As an elder law attorney, I am often contacted by an adult child who is caring for a parent displaying signs of dementia or recently diagnosed with Alzheimer’s Disease.  The parent may be having trouble paying bills, remembering appointments, or dealing with the medical establishment.  The child quickly learns that he or she has no legal authority to handle the parent’s affairs because the parent has not previously executed a Will, Durable Power of Attorney or Health Care Proxy empowering the child to make decisions for the parent.  The all important question that arises in these cases is whether the parent is still competent to sign legal documents.

To have legal capacity to execute a document requires that the person signing have sufficient mental capacity to understand and appreciate the implications of the document.  A person who lacks legal capacity cannot, for example, enter into a contact, give a power of attorney, make a will, consent to medical treatment, or transfer property.  Mental capacity to sign a document, however, should not be confused with a physical ability to sign one’s name.   Being physically incapacitated, such as being paralyzed, does not mean that person is legally incapacitated or that she is unable to understand the documents and its implications.  The law will permit a person to sign an “X,” or a mark, that, so long as properly witnessed, will suffice just the same as a signature.  Further, even if the person is unable to make a mark, she can direct someone else to sign on her behalf.

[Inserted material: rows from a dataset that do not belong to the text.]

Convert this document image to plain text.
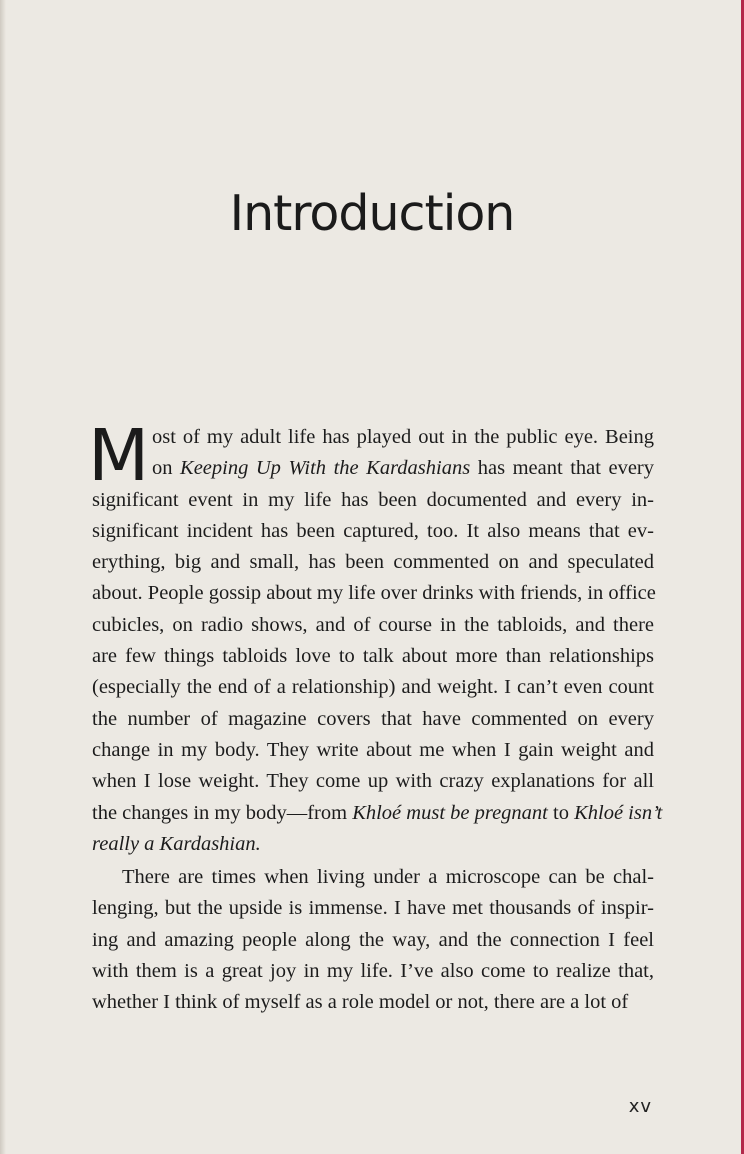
Introduction

ost of my adult life has played out in the public eye. Being
on Keeping Up With the Kardashians has meant that every
significant event in my life has been documented and every in-
significant incident has been captured, too. It also means that ev-
erything, big and small, has been commented on and speculated
about. People gossip about my life over drinks with friends, in office
cubicles, on radio shows, and of course in the tabloids, and there
are few things tabloids love to talk about more than relationships
(especially the end of a relationship) and weight. I can’t even count
the number of magazine covers that have commented on every
change in my body. They write about me when I gain weight and
when I lose weight. They come up with crazy explanations for all
the changes in my body—from Khloé must be pregnant to Khloé isn’t
really a Kardashian.
M

There are times when living under a microscope can be chal-
lenging, but the upside is immense. I have met thousands of inspir-
ing and amazing people along the way, and the connection I feel
with them is a great joy in my life. I’ve also come to realize that,
whether I think of myself as a role model or not, there are a lot of

xv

In addition, the fact that a person has dementia or Alzheimer’s disease does not necessarily imply that the person lacks sufficient capacity to sign legal documents.   The standards for capacity to execute legal documents differ depending on the person’s abilities and the complexity of the document.  On one side, the person’s abilities may change substantially from day to day or even during the day depending on the course of her illness, fatigue and the effects of medication.  For example, your mother may have some memory problems and cognitive difficulties on one day but appear to be mentally sound on another day.  Since the legal ability to create a binding legal document depends on the state of mind of the person creating the document, she may be capable of signing a document on a “good day.”   On the other side, greater understanding is required for some legal activities than for others.  For example, the capacity required for entering into a contract is higher than that required to execute a Will.

To make a Will, a person must have “testamentary capacity.”  A person has testamentary capacity if at the time of the signing she (1) knows those persons who would naturally have some claim to her remembrance; (2) comprehends the kind and character of her property; (3) understands the nature and effect of making a Will; (4) and is able to make a disposition of her property according to a plan formed in her mind free from delusion which might influence the disposition of property.  This is a relatively low threshold to meet.  The fact that the person does not remember the Will signing the following day and does not have sufficient capacity to execute a Will at that time does not invalidate the Will if she understood it when she signed it.

There is not a clear test involved for signing a Power of Attorney.  Some practitioners argue that the person need only know that the document authorizes another to handle her financial affairs. This threshold is quite low. Others argue that the capacity required should be the same as that required to enter into a simple contract.  The standards for entering into a contract require the ability to comprehend the nature, scope and quality of the transaction, together with an understanding of its significance and consequences of the documents.  This is a much higher threshold.

While these standards may seem clear, applying them to a particular individual may be difficult.  An attorney must meet privately with the person to assess her capacity before drafting or executing legal documents.  The determination of a person’s capacity is typically based on information gleaned by the attorney in interactions with the person, from family members and friends who spend a lot of time with the person, and, if necessary, from medical personnel.   Often an attorney will ask the person a series of questions, such as her name, address, number of children, current president, current year, etc.  The attorney will also ask the person to describe the legal help she wants and her reasons for her actions.  These questions may be asked over several visits to determine if the person is consistent in her answers.  Sometimes, it may be appropriate to have a doctor provide a professional evaluation of the person before asking her to sign the documents or to videotape the interview to show that the person did understand the consequences of her actions.  If the attorney reasonably believes that the person does not possess the required capacity, he or she cannot prepare the legal documents.  If that is the case, a guardianship or conservatorship may need to be brought in order for the child to have legal authority to handle the parent’s affairs.

A diagnosis of dementia can come as a great shock.  For most individuals and their families, the immediate concern is treatment.  While legal issues may not be at the top of the priority list, such issues are often a significant and time sensitive matter.  Legal and financial affairs should be attended to as soon as possible to ensure that your parent’s affairs will be organized in the future in the way he or she wishes. Consult an attorney for more questions about this subject and other concerns you may have.